Well, she realizes that she was doing this, and so she decided to take her self-talk in a different direction. So the next time she was at the grocery store waiting in the checkout line, and she realizes that she forgot the reusable grocery bags that she had bought. Again, she forgot them. She says to herself, "Surely—goodness and mercy will follow me all the days in my life, and I will dwell in the house of the Lord forever."
What's your self-talk? How does it sound, the internal monologue that you have? What's the tone? Now self-talk is different than what you might say in a self-evaluation or a self-assessment that you have to give to your employer. In a self-evaluation, you have to posture a little. You have to position yourself. You want to sound good, but not too good. You want to be honest about your shortcomings and your flaws, but not too honest. But self-talk is different. Self-talk is the voice you hear in your head when you're all alone in your thoughts.

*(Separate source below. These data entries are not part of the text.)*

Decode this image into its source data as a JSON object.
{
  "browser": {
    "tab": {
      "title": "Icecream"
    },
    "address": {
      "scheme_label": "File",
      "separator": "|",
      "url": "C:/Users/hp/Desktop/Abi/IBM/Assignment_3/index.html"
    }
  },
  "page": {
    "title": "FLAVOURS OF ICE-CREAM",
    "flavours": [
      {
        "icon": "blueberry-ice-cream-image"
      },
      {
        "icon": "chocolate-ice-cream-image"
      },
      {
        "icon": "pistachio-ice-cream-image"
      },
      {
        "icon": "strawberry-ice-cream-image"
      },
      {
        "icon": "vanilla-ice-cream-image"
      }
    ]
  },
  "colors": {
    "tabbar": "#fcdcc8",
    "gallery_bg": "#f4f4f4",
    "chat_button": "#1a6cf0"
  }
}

Jesus of Nazareth actually tells a story that includes some self-talk. It's in one of His parables in the Gospel of Luke. There's a guy in the story who on the outside is apparently praying, but Jesus tells us that he's praying about himself. He's kind of praying to himself. So that's not really prayer, isn't it? It's self-talk. Jesus tells this story as He's walking to Jerusalem what will be for the last time before He's crucified. And a lot of people are walking with Jesus, and Jesus knows something about these folks—at least some of them, that they think pretty highly of themselves. They're pretty proud of themselves. They trust in their own goodness, in their own righteousness, and they look down on other people. And so, Jesus tells them this story in Luke 18, beginning at verse 10.
He says, "Two people went up to the temple to pray. One a Pharisee, someone who was very serious about his religion, and the other a tax collector, a social outcast. And the Pharisee stood and began praying to himself. 'Oh God, I thank You that I am not like other people—robbers, evil doers, adulterers, or even like this tax collector. I fast twice a week, and I give one tenth of all that I get.' But the tax collector stood far off and would not even lift so much as his eyes to heaven. And he was striking his chest saying, 'God, be merciful to me, a sinner.'
"'I tell you,' Jesus said, 'This one rather than the other, went down to his house having been made right with God. Because everyone who lifts himself up will be brought low, and the one who is brought low will be lifted up.'"
What is your self-talk sound like? Me? I can identify with both the Pharisee and the tax collector in Jesus' story. Sometimes I feel pretty good about myself. I feel pretty proud of myself, and I look down on other people. Other times I am ashamed of who I am. I don't like who I am at times. Sometimes I don't even know who I am.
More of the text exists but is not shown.